Most biomass (forest/agricultural residues) is located in small pockets in remote areas. Transporting/collecting loose, wet, bulky biomass is expensive, and significantly limits the amount of biomass that can be economically harnessed as renewable energy. As such, a significant portion of biomass in rural areas is burned in the open air today, which contributes to up to global anthropogenic CO2 emissions as well as local urban smog surrounding major cities.
Most biomass processing technologies (torrefaction, gasification, composting, etc.) today are too large-scale (100+ tons/day), centralized, and capital-intensive (>$500k), and therefore incompatible with the decentralized, small-scale nature of biomass residues.
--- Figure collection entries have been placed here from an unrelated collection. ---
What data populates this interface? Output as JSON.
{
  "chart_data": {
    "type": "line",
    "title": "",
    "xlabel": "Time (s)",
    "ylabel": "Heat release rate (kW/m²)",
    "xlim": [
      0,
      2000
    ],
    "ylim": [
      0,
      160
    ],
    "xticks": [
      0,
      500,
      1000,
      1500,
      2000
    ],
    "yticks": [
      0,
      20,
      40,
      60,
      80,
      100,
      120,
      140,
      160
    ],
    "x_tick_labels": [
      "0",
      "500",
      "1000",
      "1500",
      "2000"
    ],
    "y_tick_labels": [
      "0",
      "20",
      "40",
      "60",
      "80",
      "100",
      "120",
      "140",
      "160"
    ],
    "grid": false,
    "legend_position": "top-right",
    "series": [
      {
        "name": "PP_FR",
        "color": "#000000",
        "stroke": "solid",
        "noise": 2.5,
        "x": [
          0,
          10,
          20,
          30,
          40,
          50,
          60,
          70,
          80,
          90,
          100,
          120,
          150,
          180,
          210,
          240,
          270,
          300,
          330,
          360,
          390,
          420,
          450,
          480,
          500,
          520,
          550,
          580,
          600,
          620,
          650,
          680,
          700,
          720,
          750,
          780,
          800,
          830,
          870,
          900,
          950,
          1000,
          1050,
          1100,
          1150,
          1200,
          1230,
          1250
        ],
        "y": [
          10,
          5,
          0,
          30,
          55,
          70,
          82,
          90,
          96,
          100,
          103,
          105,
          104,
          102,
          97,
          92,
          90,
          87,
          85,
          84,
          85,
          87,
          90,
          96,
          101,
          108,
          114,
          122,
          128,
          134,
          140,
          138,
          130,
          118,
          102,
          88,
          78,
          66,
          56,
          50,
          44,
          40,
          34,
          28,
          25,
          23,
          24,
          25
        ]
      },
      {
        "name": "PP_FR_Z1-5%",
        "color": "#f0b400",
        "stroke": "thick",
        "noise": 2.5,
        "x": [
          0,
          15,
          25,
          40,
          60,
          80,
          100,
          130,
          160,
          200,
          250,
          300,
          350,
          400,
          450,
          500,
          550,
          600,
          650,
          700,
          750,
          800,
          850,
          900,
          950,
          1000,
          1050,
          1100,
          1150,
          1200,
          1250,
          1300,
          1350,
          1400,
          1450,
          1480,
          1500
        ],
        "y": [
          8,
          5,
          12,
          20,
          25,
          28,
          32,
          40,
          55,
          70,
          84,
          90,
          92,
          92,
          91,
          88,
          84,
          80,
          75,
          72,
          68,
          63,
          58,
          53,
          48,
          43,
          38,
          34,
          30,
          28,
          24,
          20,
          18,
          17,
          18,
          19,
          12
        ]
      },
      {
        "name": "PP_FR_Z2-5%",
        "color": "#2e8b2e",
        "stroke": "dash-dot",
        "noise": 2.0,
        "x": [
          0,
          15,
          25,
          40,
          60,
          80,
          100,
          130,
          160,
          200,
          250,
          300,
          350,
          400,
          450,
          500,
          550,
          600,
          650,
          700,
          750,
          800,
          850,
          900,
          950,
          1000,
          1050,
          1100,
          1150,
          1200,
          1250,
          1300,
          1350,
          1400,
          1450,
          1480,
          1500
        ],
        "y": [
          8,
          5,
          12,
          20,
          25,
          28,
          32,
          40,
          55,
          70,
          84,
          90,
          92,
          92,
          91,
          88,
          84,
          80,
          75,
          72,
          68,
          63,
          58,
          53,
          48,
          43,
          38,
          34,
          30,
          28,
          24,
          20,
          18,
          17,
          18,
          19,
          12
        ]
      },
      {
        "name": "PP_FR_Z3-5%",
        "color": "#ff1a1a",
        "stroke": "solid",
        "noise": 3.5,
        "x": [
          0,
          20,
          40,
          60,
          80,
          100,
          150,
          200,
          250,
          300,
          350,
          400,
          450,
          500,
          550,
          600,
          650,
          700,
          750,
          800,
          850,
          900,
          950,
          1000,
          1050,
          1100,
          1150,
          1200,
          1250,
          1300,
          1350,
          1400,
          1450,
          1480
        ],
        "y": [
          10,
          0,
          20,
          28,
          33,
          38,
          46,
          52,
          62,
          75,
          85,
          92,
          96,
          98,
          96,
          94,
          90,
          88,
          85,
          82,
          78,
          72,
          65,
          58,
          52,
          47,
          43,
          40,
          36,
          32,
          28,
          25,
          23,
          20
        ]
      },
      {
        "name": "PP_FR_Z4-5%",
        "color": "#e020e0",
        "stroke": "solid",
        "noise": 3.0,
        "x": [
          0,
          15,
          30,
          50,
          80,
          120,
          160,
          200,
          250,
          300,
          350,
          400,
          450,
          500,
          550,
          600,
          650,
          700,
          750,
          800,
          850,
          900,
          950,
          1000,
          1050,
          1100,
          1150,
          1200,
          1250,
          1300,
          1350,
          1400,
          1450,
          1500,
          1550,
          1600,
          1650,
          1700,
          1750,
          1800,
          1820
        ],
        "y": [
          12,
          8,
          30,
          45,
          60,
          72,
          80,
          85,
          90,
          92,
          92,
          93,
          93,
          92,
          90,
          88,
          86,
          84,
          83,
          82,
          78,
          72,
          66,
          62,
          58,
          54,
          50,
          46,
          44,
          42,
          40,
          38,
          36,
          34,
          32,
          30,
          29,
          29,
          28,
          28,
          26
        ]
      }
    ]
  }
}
By exploring a novel chemical variant called oxygen-lean torrefaction, we demonstrated that we can greatly simplify the biomass processing equipment and eliminate many costly subcomponents.
This new approach allows us to imagine small-scale, low-cost, portable equipment that can be latched onto tractors or shipping containers and be brought to rural areas to locally upgrade biomass before transportation/processing while requiring no external energy input. This reduces the handling cost by ~50% and opens up an additional $1 trillion/year of biomass can be harnessed at competitive cost to other renewables. At full scale, we can sequester ~100 million tons/year of CO2 equivalent, which is equal to a mid-sized country such as Indonesia/Brazil.